Я приоткрыл занавеску. На пороге стояли Достоевский, Чернышевский и Ушинский. Опрометью, не спрашивая Шарова, я выбежал из комнаты и впустил гостей. Навстречу им поднялся только Спиноза. Он приподнял цепь, которой был скован человек, помог ему сесть рядом с другими двумя пришельцами. У Гегеля и Канта не вызвал восторга приход новых людей, весьма странных как по одежде, так и по всему человеческому обличью.

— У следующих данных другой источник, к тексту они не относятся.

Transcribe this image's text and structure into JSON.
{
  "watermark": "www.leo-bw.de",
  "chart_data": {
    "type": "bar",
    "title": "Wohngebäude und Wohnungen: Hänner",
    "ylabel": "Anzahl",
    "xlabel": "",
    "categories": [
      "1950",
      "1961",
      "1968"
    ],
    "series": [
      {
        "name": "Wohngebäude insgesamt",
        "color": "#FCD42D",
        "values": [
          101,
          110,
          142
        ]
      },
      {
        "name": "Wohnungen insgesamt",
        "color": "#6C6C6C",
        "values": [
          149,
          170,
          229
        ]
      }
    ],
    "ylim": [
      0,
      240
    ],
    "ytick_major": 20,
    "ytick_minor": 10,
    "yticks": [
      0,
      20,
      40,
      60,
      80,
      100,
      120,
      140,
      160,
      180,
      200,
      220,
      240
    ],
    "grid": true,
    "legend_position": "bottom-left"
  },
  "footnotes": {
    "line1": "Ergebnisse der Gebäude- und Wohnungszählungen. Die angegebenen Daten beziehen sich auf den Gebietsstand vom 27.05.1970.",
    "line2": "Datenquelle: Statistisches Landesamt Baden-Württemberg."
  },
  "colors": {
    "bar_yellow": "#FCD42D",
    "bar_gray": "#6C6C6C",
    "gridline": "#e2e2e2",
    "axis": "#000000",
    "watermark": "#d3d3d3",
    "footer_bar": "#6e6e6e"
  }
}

— Я, как вы знаете, являюсь почитателем столь уважаемых европейцев, — сурово сказал Федор Михайлович. — Хитрости мирового Разума могут вовлечь человека и в самые губительные преступления, и в праведное дело возрождения истинной человечности. Я согласен, цель, ради которой я должен быть деятельным, должна обязательно являться и моей целью. Ничто великое в мире не осуществляется без страсти. У культуры нет выбора — Христос или мессия Наполеон. Для меня тоже нет этой альтернативы. В отличие от господина Гегеля, не считаю великих цезарей великими. Наша отечественная мысль уходит в иные пласты и по вопросу о воспитании. Досадно, что столь уважаемые европейцы формулу непременного совпадения целей ребенка и целей воспитания изуродовали «здравым» смыслом прусского опыта дисциплины в наручниках. На это правильно обратил внимание в своих работах господин Ушинский…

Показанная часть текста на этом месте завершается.